India's Infrastructure Development and Finance Co is in the early stages of raising close to Rs 5,000-5,500 crore for a new fund to invest in infrastructure in the country, two sources with direct knowledge of the matter said.
The funds will be raised for IDFC Project Equity, in which Citigroup and India Infrastructure Finance Co., a state-owned infrastructure finance firm, are key investors, the sources said.
The company already has a project equity fund, which manages about Rs 4,882.5 crore in roads, ports, airports and power projects.
The new fund, which is set to be launched in the second half of this year, will also invest in such projects, said the sources.
"We have invested nearly 80% of our first fund and exited a couple of investments. Now, we are looking to launch the second fund," said one of the sources.
An IDFC spokeswoman declined to comment.
The previous fund drew investors from India, the United States, Canada, Europe, Japan and the Middle East, and the new fund will target investors in the same places, one of the sources said.
The existing IDFC Project Equity fund is part of the Rs 26,250 crore India Infrastructure Financing Initiative announced in early 2007 by IDFC, Citigroup, Blackstone Group and India Infrastructure Finance Company. The initiative was to have a Rs 10,500 crore equity component and Rs 15,775 crore debt portion.
However, Blackstone later pulled out of the venture.
Several private equity groups, including the 3i Group PLC and a fund jointly managed by India's State Bank of India and Australia's Macquarie Group, are on the road to raise India infrastructure funds worth a combined Rs 22,500 crore, sources have said.
Others raising India infrastructure funds include the private equity arms of no. 2 Indian lender ICICI Bank and Kotak Mahindra Bank.

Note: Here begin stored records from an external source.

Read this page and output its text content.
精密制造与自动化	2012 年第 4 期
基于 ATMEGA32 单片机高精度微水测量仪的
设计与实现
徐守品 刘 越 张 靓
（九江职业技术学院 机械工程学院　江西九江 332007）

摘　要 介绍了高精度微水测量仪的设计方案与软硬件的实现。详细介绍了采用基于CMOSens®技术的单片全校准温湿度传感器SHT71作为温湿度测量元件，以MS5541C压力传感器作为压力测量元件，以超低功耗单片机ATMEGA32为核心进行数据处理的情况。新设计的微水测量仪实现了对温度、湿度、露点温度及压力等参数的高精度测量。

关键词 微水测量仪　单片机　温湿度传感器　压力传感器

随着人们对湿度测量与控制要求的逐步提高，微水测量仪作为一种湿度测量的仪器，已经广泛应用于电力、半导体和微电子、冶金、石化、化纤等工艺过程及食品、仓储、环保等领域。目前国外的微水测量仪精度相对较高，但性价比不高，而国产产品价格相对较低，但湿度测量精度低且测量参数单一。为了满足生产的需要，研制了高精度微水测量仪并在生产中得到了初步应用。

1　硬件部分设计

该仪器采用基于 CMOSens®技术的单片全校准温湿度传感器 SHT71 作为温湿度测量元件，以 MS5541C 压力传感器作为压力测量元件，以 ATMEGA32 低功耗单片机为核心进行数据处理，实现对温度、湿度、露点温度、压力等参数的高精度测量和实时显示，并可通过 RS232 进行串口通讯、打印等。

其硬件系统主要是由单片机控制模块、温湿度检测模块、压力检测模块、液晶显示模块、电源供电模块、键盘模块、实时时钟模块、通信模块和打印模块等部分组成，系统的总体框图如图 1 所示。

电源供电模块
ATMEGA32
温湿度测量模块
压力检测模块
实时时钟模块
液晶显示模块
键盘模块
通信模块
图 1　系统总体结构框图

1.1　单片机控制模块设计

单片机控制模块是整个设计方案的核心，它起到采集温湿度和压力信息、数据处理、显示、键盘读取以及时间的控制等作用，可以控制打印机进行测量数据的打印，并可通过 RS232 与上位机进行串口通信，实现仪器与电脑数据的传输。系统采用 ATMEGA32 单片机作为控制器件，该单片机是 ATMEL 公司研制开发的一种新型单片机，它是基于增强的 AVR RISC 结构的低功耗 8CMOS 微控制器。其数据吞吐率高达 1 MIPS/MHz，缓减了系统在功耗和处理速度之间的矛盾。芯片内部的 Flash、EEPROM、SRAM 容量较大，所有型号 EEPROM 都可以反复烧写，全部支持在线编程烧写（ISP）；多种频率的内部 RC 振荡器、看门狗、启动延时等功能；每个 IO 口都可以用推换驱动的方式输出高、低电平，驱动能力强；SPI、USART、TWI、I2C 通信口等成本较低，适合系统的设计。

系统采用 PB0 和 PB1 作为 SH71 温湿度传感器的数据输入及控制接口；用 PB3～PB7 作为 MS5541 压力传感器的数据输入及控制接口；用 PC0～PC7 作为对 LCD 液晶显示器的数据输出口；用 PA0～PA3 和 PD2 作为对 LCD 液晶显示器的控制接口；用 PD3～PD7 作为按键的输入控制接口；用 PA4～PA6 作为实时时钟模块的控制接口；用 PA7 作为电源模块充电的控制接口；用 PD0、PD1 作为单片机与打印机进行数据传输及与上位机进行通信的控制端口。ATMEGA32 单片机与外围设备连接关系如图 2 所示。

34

Private equity investments in Indian infrastructure fell 60% in 10 transactions during January-March quarter compared with $459 million in 16 transactions a year ago, according to industry tracker VCCircle.com, as policy concerns and slowing growth dampened sentiment.
Poor infrastructure acts as a bottleneck to India's economic growth, which slowed to 6.1% in the December last quarter, the weakest annual pace in almost three years.
India wants the private sector to invest hundreds of billions of dollars in infrastructure over the next five years.
But bureaucratic red tape, a lack of domestic long-term debt and battles between farmers and industry over land have hit construction and funding targets, hurting industrial growth.